Os lucros não são o resultado do grau de monopólio ou busca de renda, como argumentam as teorias neoclássicas e keynesianas / Kalecki, mas o resultado da exploração do trabalho. A lei da rentabilidade de Marx ainda é central para uma economia capitalista. Pouco antes da pandemia do COVID-19 atingir a economia mundial, as principais economias capitalistas já estavam entrando em uma nova recessão, a primeira desde a Grande Recessão de 2008-9 . A lucratividade do capital era quase o mínimo de todos os tempos; até 20% das empresas norte-americanas e européias estavam lucrando apenas o suficiente para cobrir os juros de suas dívidas, e não havia sobrando para novos investimentos. As taxas de crescimento do PIB real caíram para as taxas mais baixas desde 2009 e o investimento das empresas estava estagnado.  Uma recessão global estava chegando; e tinha pouco a ver com o “poder de mercado” dos FAANGs, sugando todos os lucros; muito mais a ver com a incapacidade do capital de explorar o trabalho o suficiente.

Mas isso é algo que a economia convencional (neoclássica e keynesiana) nunca quer considerar. Para o mainstream, se os lucros são altos, é o “poder do monopólio” que o faz, não a maior exploração do trabalho. E é o poder de monopólio que mantém o crescimento do investimento baixo, e não a rentabilidade geral baixa. Mas se o argumento do “poder de mercado” é aceito sobre uma análise marxista do capital, isso implica que tudo o que precisa ser feito é enfraquecer o “poder de mercado”; ou romper os monopólios e restaurar a “competição”, não acabar com o modo de produção capitalista.

Em seu artigo jacobino, Blakeley conclui, perceptivamente, que ” a única maneira real de combater essas desigualdades é democratizar a propriedade dos meios de produção e começar a devolver as pessoas as principais decisões de nossa economia”.   Sim, mas não tenho certeza do que ela quer dizer especificamente: trabalhadores nos conselhos – estilo alemão ?; ações para funcionários ?; regulamento? Todas essas medidas falharam no passado em ‘devolver as principais decisões ao povo’. No artigo, Blakeley defende um imposto sobre a riqueza. Mas tal imposto faria pouco para “democratizar a propriedade dos meios de produção”.

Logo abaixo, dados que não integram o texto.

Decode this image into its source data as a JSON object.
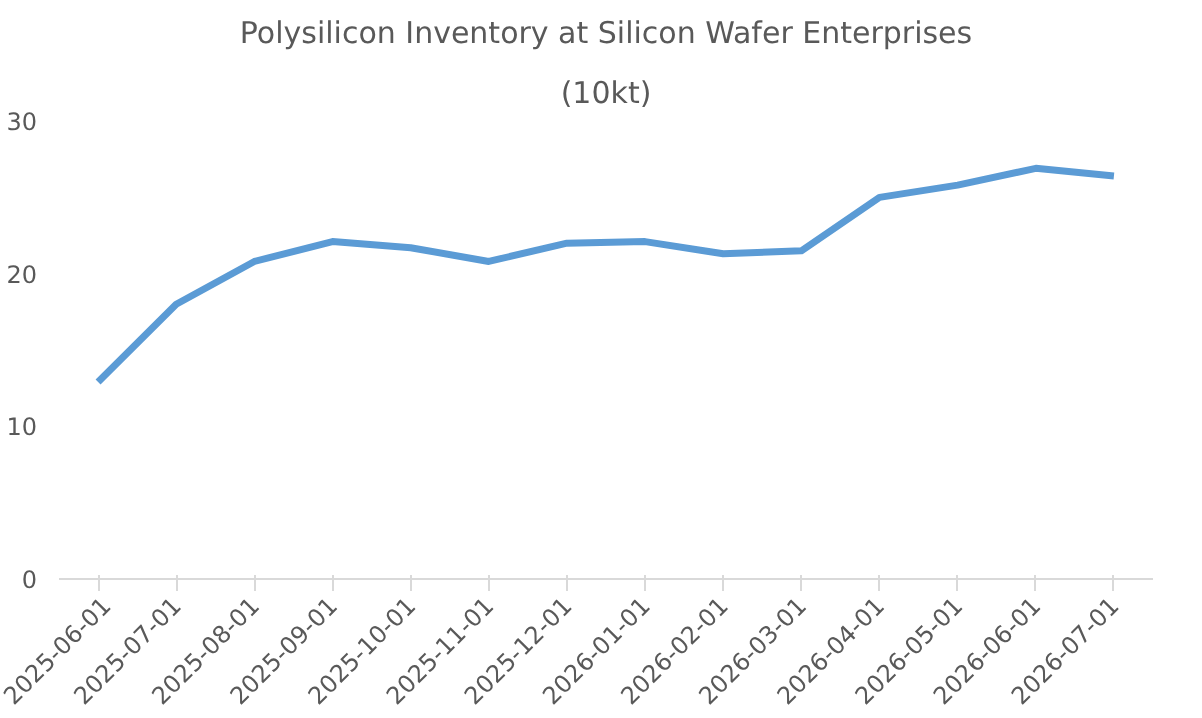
{
  "chart_data": {
    "type": "line",
    "title": "Polysilicon Inventory at Silicon Wafer Enterprises",
    "subtitle": "(10kt)",
    "categories": [
      "2025-06-01",
      "2025-07-01",
      "2025-08-01",
      "2025-09-01",
      "2025-10-01",
      "2025-11-01",
      "2025-12-01",
      "2026-01-01",
      "2026-02-01",
      "2026-03-01",
      "2026-04-01",
      "2026-05-01",
      "2026-06-01",
      "2026-07-01"
    ],
    "series": [
      {
        "color": "#5b9bd5",
        "values": [
          12.9,
          18.0,
          20.8,
          22.1,
          21.7,
          20.8,
          22.0,
          22.1,
          21.3,
          21.5,
          25.0,
          25.8,
          26.9,
          26.4
        ]
      }
    ],
    "ylim": [
      0,
      30
    ],
    "yticks": [
      0,
      10,
      20,
      30
    ],
    "grid": false,
    "marker": "none",
    "line_style": "solid"
  }
}
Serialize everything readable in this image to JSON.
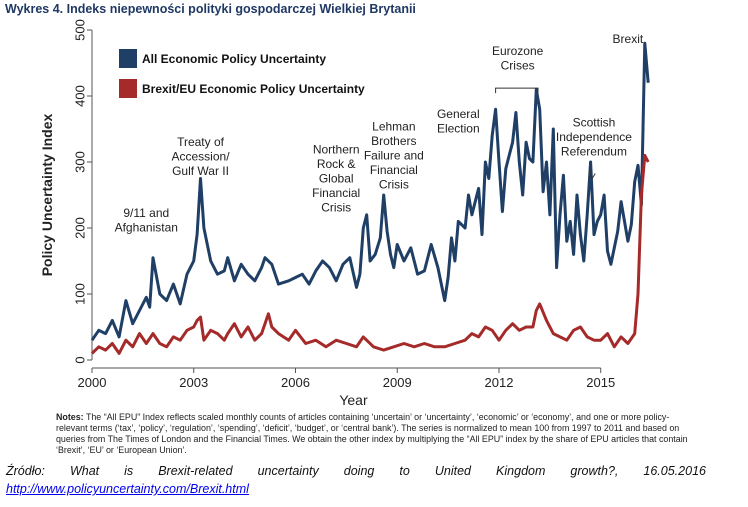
{
  "header": "Wykres 4. Indeks niepewności polityki gospodarczej Wielkiej Brytanii",
  "notes": {
    "label": "Notes:",
    "text": "The “All EPU” Index reflects scaled monthly counts of articles containing ‘uncertain’ or ‘uncertainty’, ‘economic’ or ‘economy’, and one or more policy-relevant terms (‘tax’, ‘policy’, ‘regulation’, ‘spending’, ‘deficit’, ‘budget’, or ‘central bank’). The series is normalized to mean 100 from 1997 to 2011 and based on queries from The Times of London and the Financial Times. We obtain the other index by multiplying the “All EPU” index by the share of EPU articles that contain ‘Brexit’, ‘EU’ or ‘European Union’."
  },
  "source": {
    "words": [
      "Źródło:",
      "What",
      "is",
      "Brexit-related",
      "uncertainty",
      "doing",
      "to",
      "United",
      "Kingdom",
      "growth?,",
      "16.05.2016"
    ],
    "link": "http://www.policyuncertainty.com/Brexit.html"
  },
  "chart_data": {
    "type": "line",
    "xlabel": "Year",
    "ylabel": "Policy Uncertainty Index",
    "xlim": [
      2000,
      2016.6
    ],
    "ylim": [
      0,
      500
    ],
    "xticks": [
      "2000",
      "2003",
      "2006",
      "2009",
      "2012",
      "2015"
    ],
    "yticks": [
      "0",
      "100",
      "200",
      "300",
      "400",
      "500"
    ],
    "grid": false,
    "legend_position": "top-left",
    "colors": {
      "all": "#1F3F66",
      "brexit": "#A52A2A"
    },
    "series": [
      {
        "name": "All Economic Policy Uncertainty",
        "x": [
          2000.0,
          2000.2,
          2000.4,
          2000.6,
          2000.8,
          2001.0,
          2001.2,
          2001.4,
          2001.6,
          2001.7,
          2001.8,
          2002.0,
          2002.2,
          2002.4,
          2002.6,
          2002.8,
          2003.0,
          2003.1,
          2003.2,
          2003.3,
          2003.5,
          2003.7,
          2003.9,
          2004.0,
          2004.2,
          2004.4,
          2004.6,
          2004.8,
          2005.0,
          2005.1,
          2005.3,
          2005.5,
          2005.8,
          2006.0,
          2006.2,
          2006.4,
          2006.6,
          2006.8,
          2007.0,
          2007.2,
          2007.4,
          2007.6,
          2007.8,
          2007.9,
          2008.0,
          2008.1,
          2008.2,
          2008.35,
          2008.5,
          2008.6,
          2008.7,
          2008.8,
          2008.9,
          2009.0,
          2009.2,
          2009.4,
          2009.6,
          2009.8,
          2010.0,
          2010.2,
          2010.4,
          2010.5,
          2010.6,
          2010.7,
          2010.8,
          2011.0,
          2011.1,
          2011.2,
          2011.4,
          2011.5,
          2011.6,
          2011.7,
          2011.8,
          2011.9,
          2012.0,
          2012.1,
          2012.2,
          2012.3,
          2012.4,
          2012.5,
          2012.6,
          2012.7,
          2012.8,
          2012.9,
          2013.0,
          2013.1,
          2013.2,
          2013.3,
          2013.4,
          2013.5,
          2013.6,
          2013.7,
          2013.8,
          2013.9,
          2014.0,
          2014.1,
          2014.2,
          2014.3,
          2014.4,
          2014.5,
          2014.6,
          2014.7,
          2014.8,
          2014.9,
          2015.0,
          2015.1,
          2015.2,
          2015.3,
          2015.4,
          2015.5,
          2015.6,
          2015.7,
          2015.8,
          2015.9,
          2016.0,
          2016.1,
          2016.2,
          2016.3,
          2016.4
        ],
        "values": [
          30,
          45,
          40,
          60,
          35,
          90,
          55,
          75,
          95,
          80,
          155,
          100,
          90,
          115,
          85,
          130,
          150,
          190,
          275,
          200,
          150,
          130,
          135,
          155,
          120,
          145,
          130,
          120,
          140,
          155,
          145,
          115,
          120,
          125,
          130,
          115,
          135,
          150,
          140,
          120,
          145,
          155,
          110,
          130,
          200,
          220,
          150,
          160,
          185,
          250,
          195,
          160,
          140,
          175,
          150,
          170,
          130,
          135,
          175,
          140,
          90,
          125,
          185,
          150,
          210,
          200,
          250,
          220,
          260,
          190,
          300,
          275,
          340,
          380,
          300,
          225,
          290,
          310,
          330,
          375,
          300,
          250,
          330,
          305,
          300,
          410,
          380,
          255,
          300,
          220,
          350,
          140,
          220,
          280,
          180,
          210,
          160,
          250,
          190,
          150,
          220,
          300,
          190,
          210,
          220,
          250,
          165,
          145,
          170,
          195,
          240,
          210,
          180,
          205,
          270,
          295,
          235,
          480,
          420
        ],
        "label_values": false
      },
      {
        "name": "Brexit/EU Economic Policy Uncertainty",
        "x": [
          2000.0,
          2000.2,
          2000.4,
          2000.6,
          2000.8,
          2001.0,
          2001.2,
          2001.4,
          2001.6,
          2001.8,
          2002.0,
          2002.2,
          2002.4,
          2002.6,
          2002.8,
          2003.0,
          2003.1,
          2003.2,
          2003.3,
          2003.5,
          2003.7,
          2003.9,
          2004.0,
          2004.2,
          2004.4,
          2004.6,
          2004.8,
          2005.0,
          2005.2,
          2005.3,
          2005.5,
          2005.8,
          2006.0,
          2006.3,
          2006.6,
          2006.9,
          2007.2,
          2007.5,
          2007.8,
          2008.0,
          2008.3,
          2008.6,
          2008.9,
          2009.2,
          2009.5,
          2009.8,
          2010.1,
          2010.4,
          2010.7,
          2011.0,
          2011.2,
          2011.4,
          2011.6,
          2011.8,
          2012.0,
          2012.2,
          2012.4,
          2012.6,
          2012.8,
          2013.0,
          2013.1,
          2013.2,
          2013.4,
          2013.6,
          2013.8,
          2014.0,
          2014.2,
          2014.4,
          2014.6,
          2014.8,
          2015.0,
          2015.2,
          2015.4,
          2015.6,
          2015.8,
          2016.0,
          2016.1,
          2016.2,
          2016.3,
          2016.4
        ],
        "values": [
          10,
          20,
          15,
          25,
          10,
          30,
          20,
          40,
          25,
          40,
          25,
          20,
          35,
          30,
          45,
          50,
          60,
          65,
          30,
          45,
          40,
          30,
          40,
          55,
          35,
          50,
          30,
          40,
          70,
          50,
          40,
          30,
          45,
          25,
          30,
          20,
          30,
          25,
          20,
          35,
          20,
          15,
          20,
          25,
          20,
          25,
          20,
          20,
          25,
          30,
          40,
          35,
          50,
          45,
          30,
          45,
          55,
          45,
          50,
          50,
          75,
          85,
          60,
          40,
          35,
          30,
          45,
          50,
          35,
          30,
          30,
          40,
          20,
          35,
          25,
          40,
          100,
          250,
          310,
          300
        ],
        "label_values": false
      }
    ],
    "annotations": [
      {
        "text": "9/11 and\nAfghanistan",
        "x": 2001.6,
        "y": 195
      },
      {
        "text": "Treaty of\nAccession/\nGulf War II",
        "x": 2003.2,
        "y": 280
      },
      {
        "text": "Northern\nRock &\nGlobal\nFinancial\nCrisis",
        "x": 2007.2,
        "y": 225
      },
      {
        "text": "Lehman\nBrothers\nFailure and\nFinancial\nCrisis",
        "x": 2008.9,
        "y": 260
      },
      {
        "text": "General\nElection",
        "x": 2010.8,
        "y": 345
      },
      {
        "text": "Eurozone\nCrises",
        "x": 2012.55,
        "y": 440
      },
      {
        "text": "Scottish\nIndependence\nReferendum",
        "x": 2014.8,
        "y": 310
      },
      {
        "text": "Brexit",
        "x": 2015.8,
        "y": 480
      }
    ]
  }
}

A solução real para o poder de mercado de empresas como Apple, Microsoft, Amazon, Facebook, Google, Netflix etc é trazê-los à propriedade pública para serem administrados por conselhos e gerentes democraticamente eleitos, selecionados pelos trabalhadores dessas empresas, órgãos de consumidores, sindicatos e governo. A regra do temível quarteto seria então encerrada. Os bilhões que eles ‘possuem’ através de suas ações seriam perdidos para eles da noite para o dia. As práticas nefastas dessas empresas seriam então interrompidas e os escândalos das mídias sociais terminados. E o mais importante, os principais serviços que essas empresas prestam (como a pandemia se revelou muito bem) podem ser fornecidos (a baixo custo e sem anúncios!) Para atender às necessidades sociais, e não gerar grandes lucros.